Deploying Machine Translation to Triton Inference Server

Hi,

I am trying to deploy a Nemo Machine Translation model to triton inference server.

In my understanding the pipeline looks something like this:

Raw Text -> Preprocessing -> Encoder -> Decoder -> Probability for next Token
                                           ↑                     ↓
                                     Top k Tokens      <-    Beam Search

So there is a recursive call to the decoder after each token output.

I am not sure how to best deploy this to triton. I can export the encoder and decoder to ONNX, separately but not sure how to put them together in a pipeline.

So far I have set up a python backend that just loads the model and performs translation end-to-end, but that can only run on CPU and so is not performant. My next best idea is to use python backend BLS which would allow calling encoder and decoder from there.

However, it still seems somewhat suboptimal and so I am looking for better suggestions on how to deploy this.

Thanks in advance

Hi Vlad,

Thanks for reaching out on the NVIDIA Developer Forums.
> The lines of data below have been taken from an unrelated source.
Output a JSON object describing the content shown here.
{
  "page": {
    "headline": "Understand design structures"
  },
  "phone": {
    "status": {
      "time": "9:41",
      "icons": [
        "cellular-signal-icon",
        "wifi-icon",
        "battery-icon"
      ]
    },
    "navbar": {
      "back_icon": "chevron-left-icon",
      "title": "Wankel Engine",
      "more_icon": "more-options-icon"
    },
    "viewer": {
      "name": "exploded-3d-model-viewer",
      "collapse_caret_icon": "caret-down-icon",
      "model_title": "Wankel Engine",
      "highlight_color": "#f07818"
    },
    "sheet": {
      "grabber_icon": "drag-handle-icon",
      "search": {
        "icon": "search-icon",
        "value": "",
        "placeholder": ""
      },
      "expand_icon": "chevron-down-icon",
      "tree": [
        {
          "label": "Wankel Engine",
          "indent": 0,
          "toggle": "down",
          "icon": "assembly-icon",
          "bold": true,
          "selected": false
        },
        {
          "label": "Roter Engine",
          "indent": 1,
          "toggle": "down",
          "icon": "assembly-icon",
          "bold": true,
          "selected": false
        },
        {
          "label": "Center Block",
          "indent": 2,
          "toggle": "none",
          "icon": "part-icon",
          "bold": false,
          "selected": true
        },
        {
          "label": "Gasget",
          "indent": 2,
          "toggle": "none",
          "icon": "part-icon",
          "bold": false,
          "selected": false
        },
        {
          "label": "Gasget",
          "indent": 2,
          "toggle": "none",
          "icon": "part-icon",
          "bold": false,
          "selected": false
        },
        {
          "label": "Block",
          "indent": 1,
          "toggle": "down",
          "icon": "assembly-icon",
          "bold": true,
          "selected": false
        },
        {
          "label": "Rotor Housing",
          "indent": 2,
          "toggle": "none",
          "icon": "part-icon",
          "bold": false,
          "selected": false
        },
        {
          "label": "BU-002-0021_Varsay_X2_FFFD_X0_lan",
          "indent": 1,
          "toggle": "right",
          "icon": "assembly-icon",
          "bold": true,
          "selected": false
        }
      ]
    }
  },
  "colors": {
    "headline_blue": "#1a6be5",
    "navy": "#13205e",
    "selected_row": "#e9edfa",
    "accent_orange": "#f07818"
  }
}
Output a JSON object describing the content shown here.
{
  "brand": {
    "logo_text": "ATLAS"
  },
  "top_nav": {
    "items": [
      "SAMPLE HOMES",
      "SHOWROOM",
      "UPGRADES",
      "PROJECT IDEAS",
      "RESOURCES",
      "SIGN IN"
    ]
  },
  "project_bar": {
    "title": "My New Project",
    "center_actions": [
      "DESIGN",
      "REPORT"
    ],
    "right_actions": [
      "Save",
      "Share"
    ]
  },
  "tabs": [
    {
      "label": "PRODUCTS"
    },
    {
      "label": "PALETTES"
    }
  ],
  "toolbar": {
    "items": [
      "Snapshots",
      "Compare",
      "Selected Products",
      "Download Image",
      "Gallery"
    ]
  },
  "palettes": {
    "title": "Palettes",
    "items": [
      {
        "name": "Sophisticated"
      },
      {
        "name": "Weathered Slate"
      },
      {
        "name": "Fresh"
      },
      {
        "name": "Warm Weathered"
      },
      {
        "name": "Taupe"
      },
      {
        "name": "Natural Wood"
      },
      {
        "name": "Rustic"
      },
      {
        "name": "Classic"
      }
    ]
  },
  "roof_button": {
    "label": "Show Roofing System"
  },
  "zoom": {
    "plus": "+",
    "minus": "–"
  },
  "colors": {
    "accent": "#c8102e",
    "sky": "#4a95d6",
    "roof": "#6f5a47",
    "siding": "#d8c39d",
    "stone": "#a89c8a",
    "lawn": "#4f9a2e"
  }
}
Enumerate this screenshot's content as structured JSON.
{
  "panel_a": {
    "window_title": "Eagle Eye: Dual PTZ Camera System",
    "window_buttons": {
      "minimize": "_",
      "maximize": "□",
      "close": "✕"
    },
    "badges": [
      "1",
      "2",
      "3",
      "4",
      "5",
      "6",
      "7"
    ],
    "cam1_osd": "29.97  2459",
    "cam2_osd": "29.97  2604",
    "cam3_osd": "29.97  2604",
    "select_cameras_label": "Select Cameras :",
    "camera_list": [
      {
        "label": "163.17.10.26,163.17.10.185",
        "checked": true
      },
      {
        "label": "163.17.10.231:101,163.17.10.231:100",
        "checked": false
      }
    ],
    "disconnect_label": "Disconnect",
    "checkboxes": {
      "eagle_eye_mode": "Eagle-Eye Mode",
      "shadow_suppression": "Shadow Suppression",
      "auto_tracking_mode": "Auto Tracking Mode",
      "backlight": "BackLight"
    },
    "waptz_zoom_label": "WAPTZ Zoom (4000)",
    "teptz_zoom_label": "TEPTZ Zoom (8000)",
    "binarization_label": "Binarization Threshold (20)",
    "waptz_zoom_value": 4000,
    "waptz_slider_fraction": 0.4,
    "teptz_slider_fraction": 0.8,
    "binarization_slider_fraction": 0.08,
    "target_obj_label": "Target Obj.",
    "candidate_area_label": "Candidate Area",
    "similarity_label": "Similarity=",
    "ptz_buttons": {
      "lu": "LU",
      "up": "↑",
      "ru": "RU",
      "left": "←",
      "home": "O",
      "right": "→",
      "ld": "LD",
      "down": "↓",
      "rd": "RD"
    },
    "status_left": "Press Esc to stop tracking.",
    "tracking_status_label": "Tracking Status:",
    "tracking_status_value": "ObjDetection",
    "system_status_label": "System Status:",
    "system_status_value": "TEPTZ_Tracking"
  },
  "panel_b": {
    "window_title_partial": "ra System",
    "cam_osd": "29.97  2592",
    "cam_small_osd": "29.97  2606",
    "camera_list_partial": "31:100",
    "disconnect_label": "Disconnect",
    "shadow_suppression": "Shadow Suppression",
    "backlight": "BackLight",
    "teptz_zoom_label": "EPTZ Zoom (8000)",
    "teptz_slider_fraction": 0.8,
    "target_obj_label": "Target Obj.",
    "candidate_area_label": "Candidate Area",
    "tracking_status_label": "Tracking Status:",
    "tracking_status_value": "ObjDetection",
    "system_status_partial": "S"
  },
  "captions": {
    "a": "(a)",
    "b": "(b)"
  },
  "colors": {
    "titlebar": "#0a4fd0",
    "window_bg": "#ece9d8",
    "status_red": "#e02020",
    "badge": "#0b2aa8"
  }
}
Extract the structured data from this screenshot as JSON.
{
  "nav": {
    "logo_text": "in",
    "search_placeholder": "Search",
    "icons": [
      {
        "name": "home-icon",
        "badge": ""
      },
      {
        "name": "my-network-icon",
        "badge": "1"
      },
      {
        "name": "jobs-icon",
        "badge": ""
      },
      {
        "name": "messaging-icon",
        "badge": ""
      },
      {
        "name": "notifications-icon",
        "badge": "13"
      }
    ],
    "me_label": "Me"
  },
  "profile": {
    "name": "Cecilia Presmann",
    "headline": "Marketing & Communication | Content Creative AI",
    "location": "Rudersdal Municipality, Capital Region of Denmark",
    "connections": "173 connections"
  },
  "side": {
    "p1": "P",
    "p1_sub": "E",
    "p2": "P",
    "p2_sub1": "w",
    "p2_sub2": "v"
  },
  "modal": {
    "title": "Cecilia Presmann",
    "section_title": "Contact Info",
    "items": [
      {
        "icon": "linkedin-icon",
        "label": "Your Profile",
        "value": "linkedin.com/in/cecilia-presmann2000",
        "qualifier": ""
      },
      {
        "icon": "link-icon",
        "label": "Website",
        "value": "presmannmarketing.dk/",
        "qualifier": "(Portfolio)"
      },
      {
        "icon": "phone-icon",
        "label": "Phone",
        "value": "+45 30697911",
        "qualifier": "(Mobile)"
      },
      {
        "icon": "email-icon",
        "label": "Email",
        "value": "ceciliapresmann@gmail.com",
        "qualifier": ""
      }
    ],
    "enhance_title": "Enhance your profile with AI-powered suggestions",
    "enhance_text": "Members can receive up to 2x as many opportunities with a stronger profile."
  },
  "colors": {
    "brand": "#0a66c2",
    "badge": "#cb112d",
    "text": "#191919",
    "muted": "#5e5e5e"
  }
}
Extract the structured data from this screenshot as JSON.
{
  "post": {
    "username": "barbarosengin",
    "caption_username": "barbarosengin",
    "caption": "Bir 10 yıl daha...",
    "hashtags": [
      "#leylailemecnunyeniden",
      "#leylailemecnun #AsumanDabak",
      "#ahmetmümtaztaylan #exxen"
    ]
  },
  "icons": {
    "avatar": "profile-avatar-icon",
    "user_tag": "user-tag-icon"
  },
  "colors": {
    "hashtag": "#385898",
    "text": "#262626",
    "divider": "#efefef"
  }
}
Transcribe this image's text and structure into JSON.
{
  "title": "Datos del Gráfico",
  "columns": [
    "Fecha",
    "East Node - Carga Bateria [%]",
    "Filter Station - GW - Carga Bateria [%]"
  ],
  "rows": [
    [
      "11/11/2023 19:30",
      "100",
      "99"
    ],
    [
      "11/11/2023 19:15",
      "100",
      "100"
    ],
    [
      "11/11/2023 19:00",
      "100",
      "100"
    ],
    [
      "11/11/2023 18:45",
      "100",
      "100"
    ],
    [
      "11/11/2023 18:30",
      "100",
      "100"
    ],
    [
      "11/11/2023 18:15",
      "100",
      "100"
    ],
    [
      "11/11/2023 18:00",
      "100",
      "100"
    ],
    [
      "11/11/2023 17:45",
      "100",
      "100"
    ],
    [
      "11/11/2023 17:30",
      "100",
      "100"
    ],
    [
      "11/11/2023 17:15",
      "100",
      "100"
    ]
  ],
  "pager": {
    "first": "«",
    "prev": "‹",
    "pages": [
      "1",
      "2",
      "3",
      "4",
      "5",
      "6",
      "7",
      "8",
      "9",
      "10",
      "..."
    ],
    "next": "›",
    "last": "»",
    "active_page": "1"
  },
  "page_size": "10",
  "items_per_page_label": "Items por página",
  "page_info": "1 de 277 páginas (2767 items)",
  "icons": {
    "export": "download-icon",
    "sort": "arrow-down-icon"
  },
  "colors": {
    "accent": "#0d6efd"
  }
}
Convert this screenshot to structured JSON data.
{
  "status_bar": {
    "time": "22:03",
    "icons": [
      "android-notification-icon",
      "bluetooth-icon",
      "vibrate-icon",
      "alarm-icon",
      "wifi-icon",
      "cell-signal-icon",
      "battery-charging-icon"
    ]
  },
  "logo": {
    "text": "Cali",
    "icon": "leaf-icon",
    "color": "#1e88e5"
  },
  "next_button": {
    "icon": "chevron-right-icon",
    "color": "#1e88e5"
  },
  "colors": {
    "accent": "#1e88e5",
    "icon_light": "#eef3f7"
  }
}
Based on the pipeline structure, I would recommend trying to setup a Triton ensemble model with the ONNX encoder/decoder models you separated out. There is some documentation on Triton ensemble models here: server/architecture.md at main · triton-inference-server/server · GitHub.

If you don’t have separate models for pre and post-processing and need them to be included in the pipeline, you should be able to use the python/BLS backends for those steps in the ensemble as well.

Let me know what you think.

Hi, thanks for the reply

It seems the ensemble setup only allows linear pipelines, at least I have not found any other examples which were similar to the pipeline I described above.

The issue is that I have to essentially perform beam search (post-processing) in a loop calling the decoder again and again. Is there maybe an imlementation of beam search for triton?

Hi Vlad,

Yes you are correct that ensemble doesn’t support the loop in the pipeline as described through standard models. You would want to use BLS as you mentioned to implement this. You could either use BLS just to implement the loop section of the ensemble as a “model”, or you could use BLS to implement the whole pipeline instead of using ensembles at all.

I would refer to the BLS example to get started, and for further questions I would raise an issue on the Github: Issues · triton-inference-server/server · GitHub

Hope this helps!

1 Like